La mayoría de la gente no conoce su cuerpo

La mayoría de la gente no conoce su propio cuerpo. Lo ve sólo como un contenedor, como un instrumento para mantenerse sano, en forma y posiblemente bello. Como algo que pertenece a nosotras, que tenemos, en lugar de algo que somos.

Por toda una serie de condicionamientos inconscientes, la mayoría de las personas también están insatisfechas con su propio cuerpo. Les gustaría quizás ser más altas o delgadas, pálidas, bronceadas, o musculares, de acuerdo con las tradiciones o las modas del momento.

Esta situación de no conocernos entre nosotras y el no gustar de nuestro cuerpo conduce a la alienación entre el plano mental y el plano físico, a una limitación de las sensaciones – percepciones y expresiones corporales, en última instancia, lo que significa no conocerse a sí mismas y no sentirse plenas.

Puesto que el cuerpo físico no se puede cambiar mucho, a parte de algunos trucos en el vestir o arreglo personal, lo que se obtiene es la resignación, y tal vez con esta el alejarnos aún más de nuestra manifestación física terrenal que es el cuerpo.

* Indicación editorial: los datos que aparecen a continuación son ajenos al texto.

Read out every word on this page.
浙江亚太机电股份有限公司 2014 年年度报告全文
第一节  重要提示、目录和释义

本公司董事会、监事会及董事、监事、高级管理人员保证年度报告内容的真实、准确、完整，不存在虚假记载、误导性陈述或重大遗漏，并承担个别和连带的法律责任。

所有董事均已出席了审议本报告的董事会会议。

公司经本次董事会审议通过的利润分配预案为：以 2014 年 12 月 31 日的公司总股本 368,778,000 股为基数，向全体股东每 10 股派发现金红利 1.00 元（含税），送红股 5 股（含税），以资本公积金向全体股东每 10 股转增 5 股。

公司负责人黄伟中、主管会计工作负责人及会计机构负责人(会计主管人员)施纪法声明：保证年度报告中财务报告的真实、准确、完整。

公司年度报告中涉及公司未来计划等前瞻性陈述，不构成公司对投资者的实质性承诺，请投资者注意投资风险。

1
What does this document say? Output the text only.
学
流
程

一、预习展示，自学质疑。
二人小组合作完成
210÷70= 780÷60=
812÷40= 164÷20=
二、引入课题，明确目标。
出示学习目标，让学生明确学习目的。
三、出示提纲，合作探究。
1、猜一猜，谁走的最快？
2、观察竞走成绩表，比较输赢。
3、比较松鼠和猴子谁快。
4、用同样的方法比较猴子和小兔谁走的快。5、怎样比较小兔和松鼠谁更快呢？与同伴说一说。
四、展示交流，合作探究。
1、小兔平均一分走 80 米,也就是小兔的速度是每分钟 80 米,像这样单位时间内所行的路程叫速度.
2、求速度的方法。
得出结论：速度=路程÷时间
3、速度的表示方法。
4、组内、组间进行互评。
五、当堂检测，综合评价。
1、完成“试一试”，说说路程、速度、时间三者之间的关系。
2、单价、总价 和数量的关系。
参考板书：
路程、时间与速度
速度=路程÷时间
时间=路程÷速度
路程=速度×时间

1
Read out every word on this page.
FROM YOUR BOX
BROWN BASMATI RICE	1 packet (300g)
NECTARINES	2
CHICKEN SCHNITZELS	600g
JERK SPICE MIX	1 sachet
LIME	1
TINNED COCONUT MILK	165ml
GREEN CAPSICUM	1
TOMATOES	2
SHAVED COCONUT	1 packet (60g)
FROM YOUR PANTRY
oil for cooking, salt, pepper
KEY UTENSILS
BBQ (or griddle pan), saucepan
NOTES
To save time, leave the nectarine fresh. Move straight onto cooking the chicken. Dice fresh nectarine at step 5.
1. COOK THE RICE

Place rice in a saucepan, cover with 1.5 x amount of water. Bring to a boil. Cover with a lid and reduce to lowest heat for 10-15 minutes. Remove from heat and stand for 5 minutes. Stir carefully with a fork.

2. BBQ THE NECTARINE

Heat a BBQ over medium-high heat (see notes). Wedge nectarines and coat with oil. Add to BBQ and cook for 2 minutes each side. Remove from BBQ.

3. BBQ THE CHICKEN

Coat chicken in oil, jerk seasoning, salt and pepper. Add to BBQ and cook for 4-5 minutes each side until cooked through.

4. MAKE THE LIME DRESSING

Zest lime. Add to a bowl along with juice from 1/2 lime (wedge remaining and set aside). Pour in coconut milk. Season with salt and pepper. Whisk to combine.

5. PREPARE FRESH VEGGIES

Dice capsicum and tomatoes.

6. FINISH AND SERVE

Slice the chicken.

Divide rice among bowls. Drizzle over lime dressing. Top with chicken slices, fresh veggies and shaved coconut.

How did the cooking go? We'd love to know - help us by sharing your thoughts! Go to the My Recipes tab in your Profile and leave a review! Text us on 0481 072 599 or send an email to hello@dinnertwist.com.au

La verdadera aceptación plena del cuerpo pasa en vez a través de la conciencia y la escucha, desde el interior. Esto para algunas puede ser un desafío, pero sin duda el más integral.

Cada pensamiento, cada emoción, cada aspecto del carácter, se muestran en el cuerpo, y por lo tanto también somos nuestros cuerpos. No es una cuestión de aceptar nuestro cuerpo, pero aceptarnos más profundamente a nosotras mismas.

El Tantra Bodywork y los laboratorios experienciales se  someten a esta necesidad fundamental para la integración con nuestro cuerpo.